I power-walked my Birkenstock-clad self all the way up the boulevard only to find this:
Translation: Today we are
Oh no they didn't. But oh yes, they did.
I wasn't going to let these Frenchies who couldn't even make a decent informational posting ruin my plans of applying for a passport! I immediately went online to the Prefecture site to try and make a rendezvous for later in the morning. No luck- the earliest one in my quartier was for June 24th! ps - I'm flying in early July.
I called the Prefecture and asked the nice (amazing I know!) receptionist if this was the case for all of the Prefecture offices - wasn't there anywhere I could go today???
You can come to 12 quai de Gesvres, metro Chatelet, right now if you want to apply for a passport.
I hardly had time to say merci aurevoir before I was running out of my apartment and onto the metro! I was in and out of there in under an hour (not without dealing with a rude social worker who told me that my hands were too sweaty for the finger print machine and did I have a Kleenex to wipe it off. Ps - did I mention that the French Prefecture makes me extremely nervous?)
But - I beat the system and will be the proud owner of a French passport in 10 to 15 days. AND they are going to send me a text when it is ready to be picked up. How's that for technology?

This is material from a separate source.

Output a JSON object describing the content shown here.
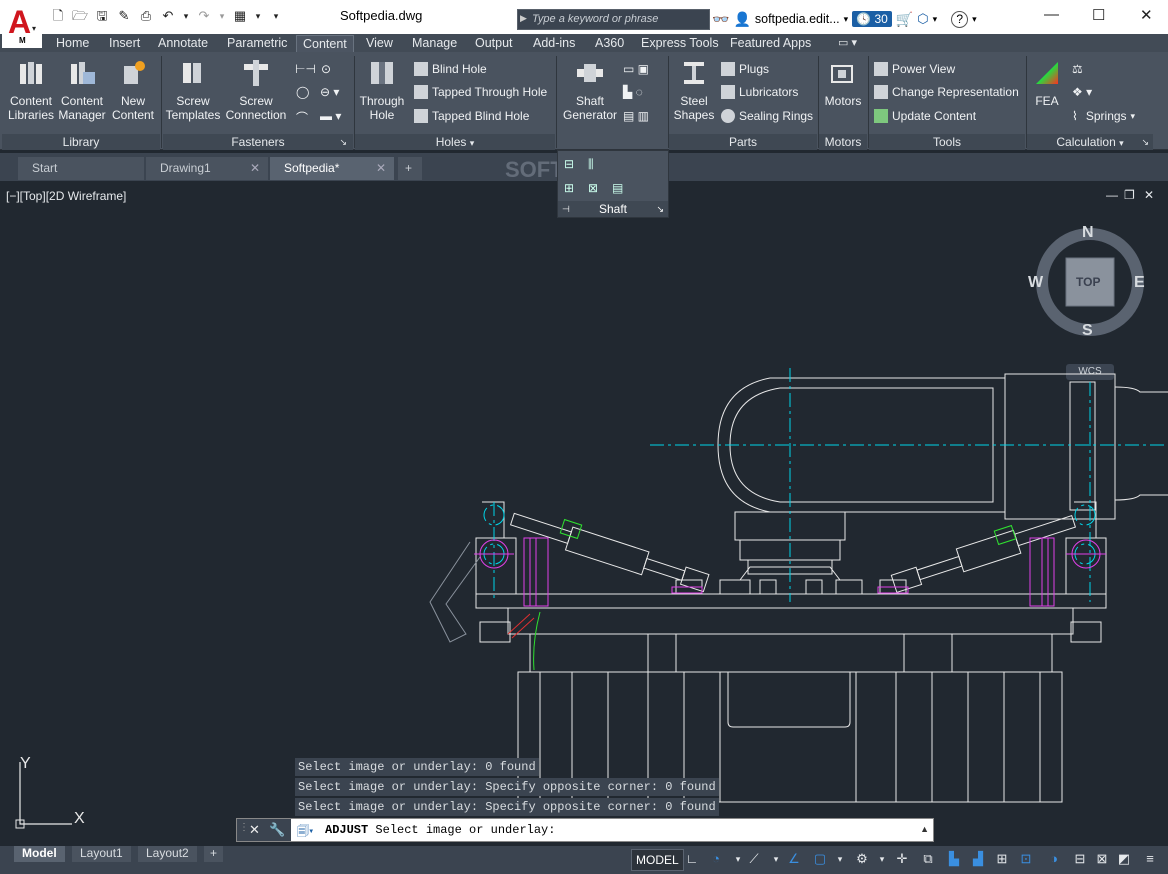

I was so happy with my French system whooping that I decided to treat myself to lunch. I went to Pomme de Pain and got a sandwich, strawberry tart and sparkling water and cozied into a booth to eat. It was bordering on ridiculously hot outside and there were strange birds flying all over the terrace tables, so I had decided to eat inside.
Little did I know that the birds had made both the outside and inside tables their stomping grounds...not even 5 minutes into my meal, a small bird flew over to the chair across from me, took a little poo on the seat back and flew away without a second thought.
See the white speck? Bird poo. At Pomme de Pain. INSIDE the restaurant.
I contemplated yelling at the restaurant staff about their lack of bird control and the birds' lack of bowel control but instead I just finished my meal, wiped off the poo and went about my day. After all, Paris is one big merde - dog merde, human merde, pigeon merde, rat merde. What's a little bird merde thrown in the mix?
Ouh la la, desgusting! But maybe it would make you feel better to know that before it was MUCH worse in Paris, you literally had to slalom to avoid dog shit: AWFUL!!!